Bandwidth, when used in the computational terms, is the amount of data that can be transferred over a given connection in a set period of time. The speed of many things such as internet connections, local network connections, and even local connections between host computers and peripherals are frequently described in terms of bandwidth.

Bandwidth is usually noted in the format of bits-per-second (or whatever multiple of bits-per-second is most practical for the application). Thus you will frequently hear Internet Service Providers toting that their top-tier residential internet connection offers 50Mbit/s or an article on a technology blog explaining that a new cable standard offers a 2Gbit/s increase in available bandwidth over the previous standard.

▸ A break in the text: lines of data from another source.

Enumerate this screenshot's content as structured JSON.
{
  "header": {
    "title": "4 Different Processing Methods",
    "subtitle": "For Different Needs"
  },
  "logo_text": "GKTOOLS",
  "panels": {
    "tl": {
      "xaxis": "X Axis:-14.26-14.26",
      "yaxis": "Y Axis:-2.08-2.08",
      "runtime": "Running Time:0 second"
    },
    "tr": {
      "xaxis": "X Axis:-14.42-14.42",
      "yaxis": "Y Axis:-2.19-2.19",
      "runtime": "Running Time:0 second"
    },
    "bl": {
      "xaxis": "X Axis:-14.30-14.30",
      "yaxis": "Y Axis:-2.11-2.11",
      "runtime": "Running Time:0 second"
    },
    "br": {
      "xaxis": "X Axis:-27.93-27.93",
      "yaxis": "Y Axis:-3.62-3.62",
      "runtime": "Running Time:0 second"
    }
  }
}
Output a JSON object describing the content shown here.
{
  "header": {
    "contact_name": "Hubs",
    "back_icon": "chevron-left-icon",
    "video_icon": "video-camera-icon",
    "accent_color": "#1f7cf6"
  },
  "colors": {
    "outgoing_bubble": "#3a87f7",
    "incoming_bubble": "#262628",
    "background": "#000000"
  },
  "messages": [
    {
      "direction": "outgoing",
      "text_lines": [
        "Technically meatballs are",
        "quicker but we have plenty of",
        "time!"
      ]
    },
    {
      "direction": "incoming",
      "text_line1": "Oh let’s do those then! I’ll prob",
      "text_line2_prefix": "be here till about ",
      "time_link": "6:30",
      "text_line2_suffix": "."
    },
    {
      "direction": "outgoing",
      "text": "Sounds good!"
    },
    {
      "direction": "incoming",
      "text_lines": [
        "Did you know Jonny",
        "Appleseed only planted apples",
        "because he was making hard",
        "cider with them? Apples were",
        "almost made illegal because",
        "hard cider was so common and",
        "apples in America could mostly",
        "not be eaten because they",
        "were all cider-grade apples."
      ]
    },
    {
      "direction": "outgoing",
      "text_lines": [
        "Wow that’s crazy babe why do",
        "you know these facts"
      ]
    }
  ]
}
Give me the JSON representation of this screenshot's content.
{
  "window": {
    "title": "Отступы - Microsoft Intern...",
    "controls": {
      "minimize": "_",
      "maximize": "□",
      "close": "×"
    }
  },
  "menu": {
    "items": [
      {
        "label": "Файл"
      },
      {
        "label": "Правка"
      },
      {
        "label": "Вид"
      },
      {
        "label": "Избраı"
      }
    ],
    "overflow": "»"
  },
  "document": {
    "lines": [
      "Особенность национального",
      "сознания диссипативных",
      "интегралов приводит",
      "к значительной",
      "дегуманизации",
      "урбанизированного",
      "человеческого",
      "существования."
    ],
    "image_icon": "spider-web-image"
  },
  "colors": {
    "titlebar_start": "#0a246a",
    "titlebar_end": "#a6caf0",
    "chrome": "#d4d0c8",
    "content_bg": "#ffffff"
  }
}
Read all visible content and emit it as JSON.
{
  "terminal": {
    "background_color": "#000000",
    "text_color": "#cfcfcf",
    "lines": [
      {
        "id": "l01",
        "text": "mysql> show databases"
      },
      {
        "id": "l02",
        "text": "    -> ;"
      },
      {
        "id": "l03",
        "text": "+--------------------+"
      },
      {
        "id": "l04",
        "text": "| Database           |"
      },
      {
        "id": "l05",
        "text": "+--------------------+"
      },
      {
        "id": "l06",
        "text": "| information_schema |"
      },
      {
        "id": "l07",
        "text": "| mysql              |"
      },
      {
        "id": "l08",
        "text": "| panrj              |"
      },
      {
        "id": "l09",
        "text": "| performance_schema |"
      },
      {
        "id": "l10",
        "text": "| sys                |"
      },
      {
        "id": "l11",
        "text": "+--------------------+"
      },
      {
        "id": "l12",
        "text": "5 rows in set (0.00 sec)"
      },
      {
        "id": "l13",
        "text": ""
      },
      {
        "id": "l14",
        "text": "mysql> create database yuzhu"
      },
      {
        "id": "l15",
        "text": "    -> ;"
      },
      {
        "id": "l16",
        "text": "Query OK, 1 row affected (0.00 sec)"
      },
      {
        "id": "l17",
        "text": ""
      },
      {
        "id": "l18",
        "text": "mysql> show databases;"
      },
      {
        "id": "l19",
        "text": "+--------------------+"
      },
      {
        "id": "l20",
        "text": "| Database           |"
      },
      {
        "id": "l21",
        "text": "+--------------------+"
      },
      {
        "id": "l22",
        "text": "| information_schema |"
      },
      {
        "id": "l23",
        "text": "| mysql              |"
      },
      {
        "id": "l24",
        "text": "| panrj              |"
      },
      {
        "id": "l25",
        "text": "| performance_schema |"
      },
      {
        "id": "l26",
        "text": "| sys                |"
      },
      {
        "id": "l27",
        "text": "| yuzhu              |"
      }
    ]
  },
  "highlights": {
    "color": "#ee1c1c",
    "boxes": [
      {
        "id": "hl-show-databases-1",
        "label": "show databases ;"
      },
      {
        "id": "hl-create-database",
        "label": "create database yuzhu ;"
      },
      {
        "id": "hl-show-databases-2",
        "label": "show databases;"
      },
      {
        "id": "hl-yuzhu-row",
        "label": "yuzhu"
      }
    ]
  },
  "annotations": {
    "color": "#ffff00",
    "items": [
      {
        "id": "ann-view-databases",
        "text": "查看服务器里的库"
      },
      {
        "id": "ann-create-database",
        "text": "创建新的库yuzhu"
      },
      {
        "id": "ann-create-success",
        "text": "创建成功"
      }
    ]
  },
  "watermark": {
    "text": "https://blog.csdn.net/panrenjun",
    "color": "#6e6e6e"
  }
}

Improvements in technology have yielded increasingly higher bandwidths for both wide area and local networks as well as hardware interfaces. Over the last twenty years, for example, the available internet connections in the average metropolitan area have gone from dial-up (max 56 Kbit/s), to ASDSL (1.5 MBit/s) to various cable/fiber-based offerings (+100 MBit/s). Similar advancements have been seen in local networks (Ethernet standards have improved from 10 Mbit/s to 100 Gbit/s) and peripheral interfaces such as USB (USB 1.0 had a max transmission rate of 1.5 Mbit/s where as USB 3.0 maxes out at a theoretical 5 Gbit/s).